Inventory turns

What Are Inventory Turns?

Inventory turns, also known as stock turnover, is a measure of how quickly a company is able to move its stock from inventory to sales. It is calculated by dividing the cost of goods sold (COGS) by the average value of the inventory held during a specific period. By keeping track of inventory turns, companies can determine how efficiently they are managing their inventory and make adjustments accordingly.

Understanding Inventory Turns

Inventory turns measure how quickly a company is able to move its stock through its supply chain. A higher number of inventory turns indicates that the company is able to move its stock more quickly and efficiently, while a lower number suggests that the company is not managing its inventory as well. For example, if a company has an average inventory of $10,000 and its COGS is $1,000, its inventory turns is 10. This means that the company has sold 10 times the value of its average inventory during the period in question.
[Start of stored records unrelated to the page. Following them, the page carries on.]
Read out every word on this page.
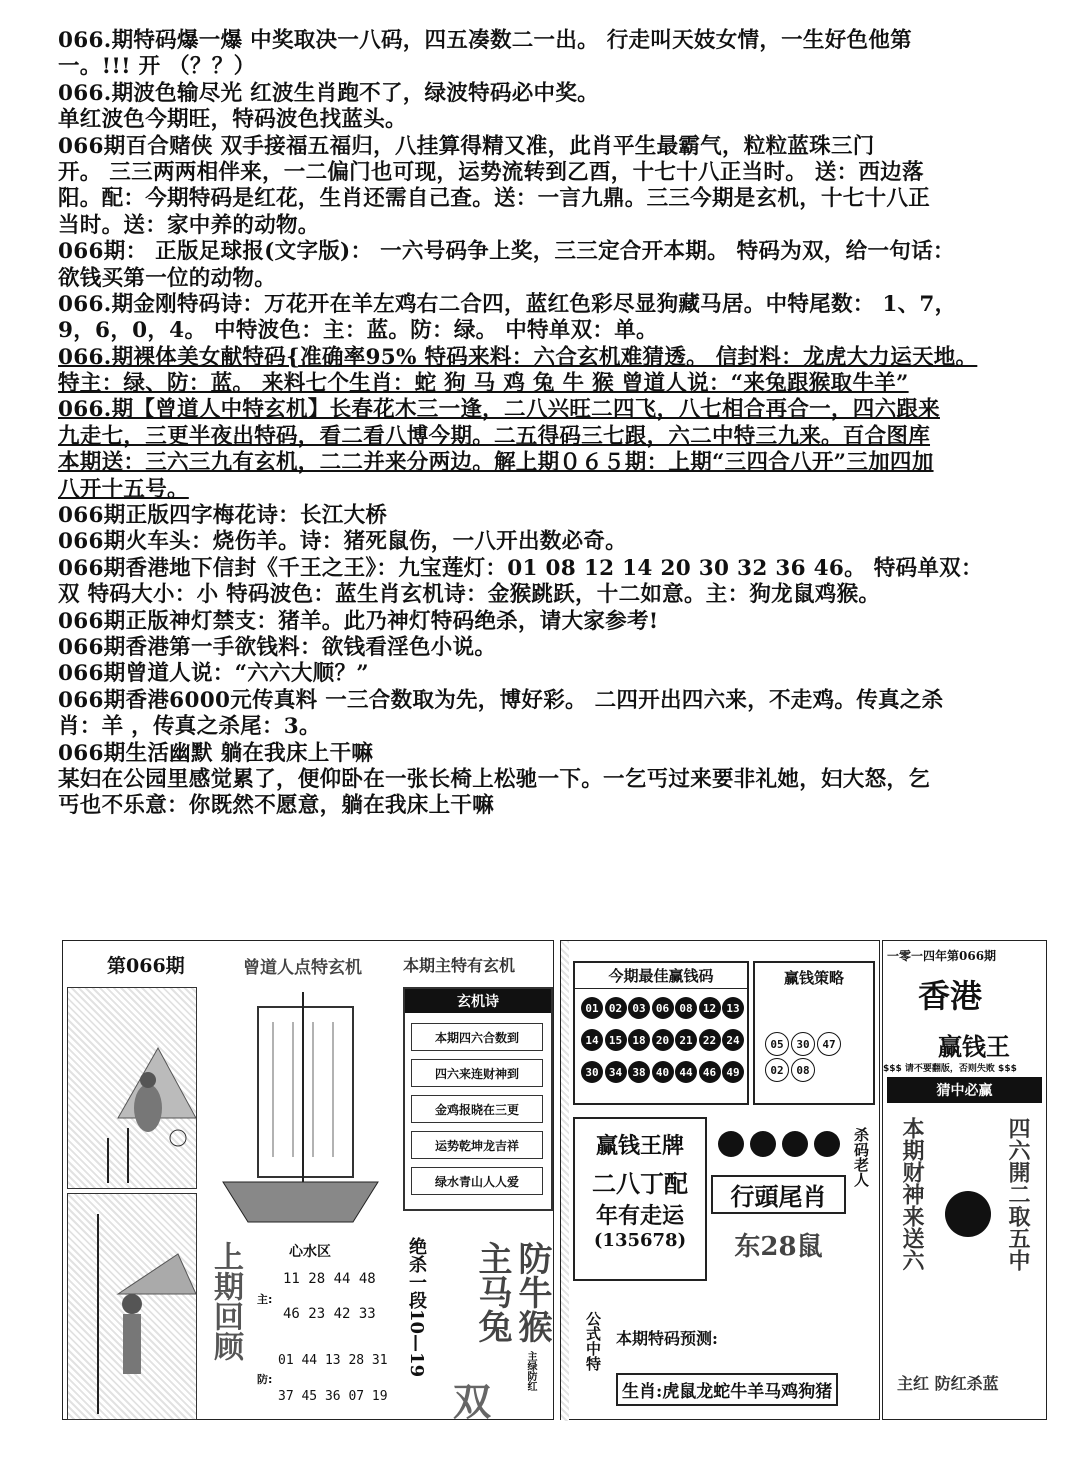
066.期特码爆一爆 中奖取决一八码，四五凑数二一出。 行走叫天妓女情，一生好色他第
一。!!! 开 （？？）
066.期波色输尽光 红波生肖跑不了，绿波特码必中奖。
单红波色今期旺，特码波色找蓝头。
066期百合赌侠 双手接福五福归，八挂算得精又准，此肖平生最霸气，粒粒蓝珠三门
开。 三三两两相伴来，一二偏门也可现，运势流转到乙酉，十七十八正当时。 送：西边落
阳。配：今期特码是红花，生肖还需自己查。送：一言九鼎。三三今期是玄机，十七十八正
当时。送：家中养的动物。
066期： 正版足球报(文字版)： 一六号码争上奖，三三定合开本期。 特码为双，给一句话：
欲钱买第一位的动物。
066.期金刚特码诗：万花开在羊左鸡右二合四，蓝红色彩尽显狗藏马居。中特尾数： 1、7，
9，6，0，4。 中特波色：主：蓝。防：绿。 中特单双：单。
066.期裸体美女献特码{准确率95% 特码来料：六合玄机难猜透。 信封料：龙虎大力运天地。
特主：绿、防：蓝。 来料七个生肖：蛇 狗 马 鸡 兔 牛 猴 曾道人说：“来兔跟猴取牛羊”
066.期【曾道人中特玄机】长春花木三一逢，二八兴旺二四飞，八七相合再合一，四六跟来
九走七，三更半夜出特码，看二看八博今期。二五得码三七跟，六二中特三九来。百合图库
本期送：三六三九有玄机，二二并来分两边。解上期０６５期：上期“三四合八开”三加四加
八开十五号。
066期正版四字梅花诗：长江大桥
066期火车头：烧伤羊。诗：猪死鼠伤，一八开出数必奇。
066期香港地下信封《千王之王》：九宝莲灯：01 08 12 14 20 30 32 36 46。 特码单双：
双 特码大小：小 特码波色：蓝生肖玄机诗：金猴跳跃，十二如意。主：狗龙鼠鸡猴。
066期正版神灯禁支：猪羊。此乃神灯特码绝杀，请大家参考!
066期香港第一手欲钱料：欲钱看淫色小说。
066期曾道人说：“六六大顺？”
066期香港6000元传真料 一三合数取为先，博好彩。 二四开出四六来，不走鸡。传真之杀
肖：羊 ，传真之杀尾：3。
066期生活幽默 躺在我床上干嘛
某妇在公园里感觉累了，便仰卧在一张长椅上松驰一下。一乞丐过来要非礼她，妇大怒，乞
丐也不乐意：你既然不愿意，躺在我床上干嘛
第066期	曾道人点特玄机	本期主特有玄机
玄机诗
本期四六合数到
四六来连财神到
金鸡报晓在三更
运势乾坤龙吉祥
绿水青山人人爱
上期回顾	心水区
主:
11 28 44 48
46 23 42 33
防:
01 44 13 28 31
37 45 36 07 19
绝杀一段10—19 主马兔 防牛猴
双
主绿防红
今期最佳赢钱码
01 02 03 06 08 12 13
14 15 18 20 21 22 24
30 34 38 40 44 46 49
赢钱策略
05	30	47
02	08
赢钱王牌
二八丁配
年有走运
(135678)
行頭尾肖
东28鼠
杀码老人
公式中特 本期特码预测:
生肖:虎鼠龙蛇牛羊马鸡狗猪
一零一四年第066期
香港
赢钱王
$$$ 请不要翻版，否则失败 $$$
猜中必赢
本期财神来送六	四六開二取五中
主红 防红杀蓝
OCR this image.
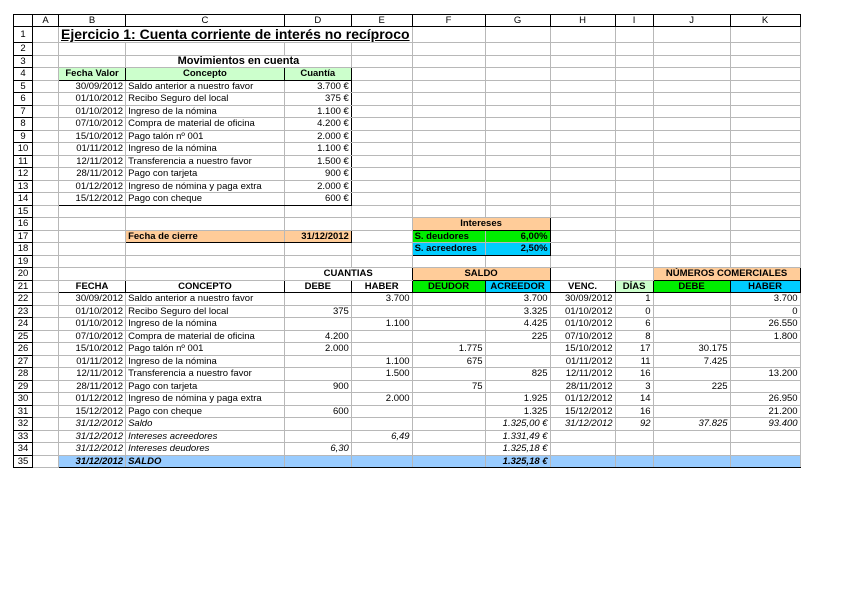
	A	B	C	D	E	F	G	H	I	J	K
1		Ejercicio 1: Cuenta corriente de interés no recíproco									
2											
3			Movimientos en cuenta								
4		Fecha Valor	Concepto	Cuantía							
5		30/09/2012	Saldo anterior a nuestro favor	3.700 €							
6		01/10/2012	Recibo Seguro del local	375 €							
7		01/10/2012	Ingreso de la nómina	1.100 €							
8		07/10/2012	Compra de material de oficina	4.200 €							
9		15/10/2012	Pago talón nº 001	2.000 €							
10		01/11/2012	Ingreso de la nómina	1.100 €							
11		12/11/2012	Transferencia a nuestro favor	1.500 €							
12		28/11/2012	Pago con tarjeta	900 €							
13		01/12/2012	Ingreso de nómina y paga extra	2.000 €							
14		15/12/2012	Pago con cheque	600 €							
15											
16						Intereses					
17			Fecha de cierre	31/12/2012		S. deudores	6,00%				
18						S. acreedores	2,50%				
19											
20				CUANTIAS		SALDO				NÚMEROS COMERCIALES	
21		FECHA	CONCEPTO	DEBE	HABER	DEUDOR	ACREEDOR	VENC.	DÍAS	DEBE	HABER
22		30/09/2012	Saldo anterior a nuestro favor		3.700		3.700	30/09/2012	1		3.700
23		01/10/2012	Recibo Seguro del local	375			3.325	01/10/2012	0		0
24		01/10/2012	Ingreso de la nómina		1.100		4.425	01/10/2012	6		26.550
25		07/10/2012	Compra de material de oficina	4.200			225	07/10/2012	8		1.800
26		15/10/2012	Pago talón nº 001	2.000		1.775		15/10/2012	17	30.175	
27		01/11/2012	Ingreso de la nómina		1.100	675		01/11/2012	11	7.425	
28		12/11/2012	Transferencia a nuestro favor		1.500		825	12/11/2012	16		13.200
29		28/11/2012	Pago con tarjeta	900		75		28/11/2012	3	225	
30		01/12/2012	Ingreso de nómina y paga extra		2.000		1.925	01/12/2012	14		26.950
31		15/12/2012	Pago con cheque	600			1.325	15/12/2012	16		21.200
32		31/12/2012	Saldo				1.325,00 €	31/12/2012	92	37.825	93.400
33		31/12/2012	Intereses acreedores		6,49		1.331,49 €				
34		31/12/2012	Intereses deudores	6,30			1.325,18 €				
35		31/12/2012	SALDO				1.325,18 €				
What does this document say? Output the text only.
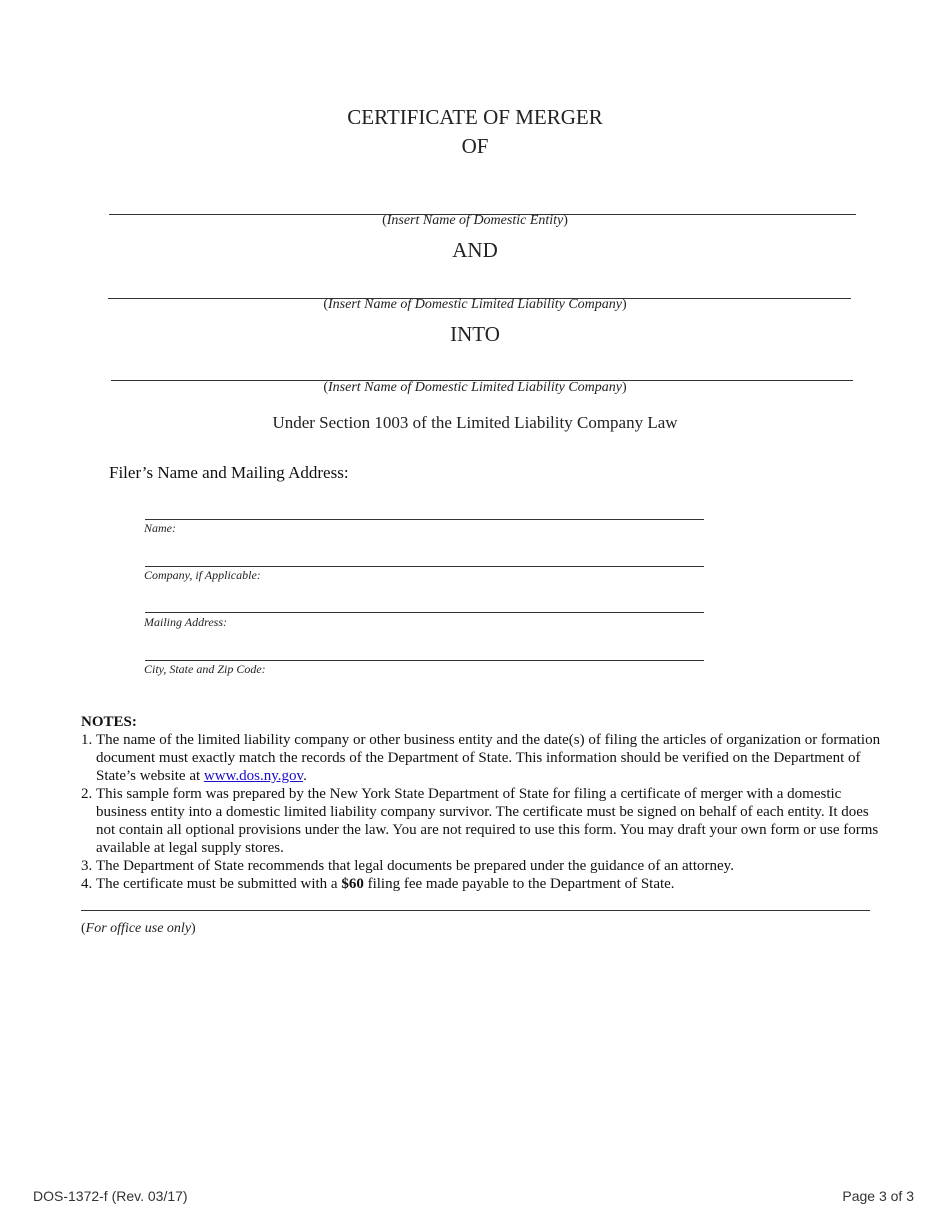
CERTIFICATE OF MERGER
OF
(Insert Name of Domestic Entity)
AND
(Insert Name of Domestic Limited Liability Company)
INTO
(Insert Name of Domestic Limited Liability Company)
Under Section 1003 of the Limited Liability Company Law
Filer’s Name and Mailing Address:
Name:
Company, if Applicable:
Mailing Address:
City, State and Zip Code:
NOTES:
1. The name of the limited liability company or other business entity and the date(s) of filing the articles of organization or formation document must exactly match the records of the Department of State. This information should be verified on the Department of State’s website at www.dos.ny.gov.
2. This sample form was prepared by the New York State Department of State for filing a certificate of merger with a domestic business entity into a domestic limited liability company survivor. The certificate must be signed on behalf of each entity. It does not contain all optional provisions under the law. You are not required to use this form. You may draft your own form or use forms available at legal supply stores.
3. The Department of State recommends that legal documents be prepared under the guidance of an attorney.
4. The certificate must be submitted with a $60 filing fee made payable to the Department of State.
(For office use only)
DOS-1372-f (Rev. 03/17)	Page 3 of 3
Calculating Inventory Turns

Inventory turns can be calculated using the following formula:

  • Inventory turns = COGS ÷ Average inventory value

In this formula, COGS represents the cost of goods sold over a given period of time, and the average inventory value is the total value of the inventory held during that same period.

Improving Inventory Turns

There are a number of ways to improve inventory turns, such as:

  • Accurate forecasting: Accurately forecasting future demand can help companies avoid holding onto excess inventory.
  • Optimizing inventory levels: Companies should strive to keep just enough inventory on hand to meet customer demand without having too much or too little.
  • Implementing just-in-time (JIT) inventory control: JIT inventory control involves ordering inventory just as it is needed, reducing the amount of inventory that needs to be stored and managed.

By utilizing these strategies, companies can improve their inventory turns and better manage their inventory.

Conclusion

Inventory turns is an important measure of a company’s ability to manage its inventory efficiently. By accurately forecasting demand, optimizing inventory levels, and implementing JIT inventory control, companies can improve their inventory turns and better manage their inventory.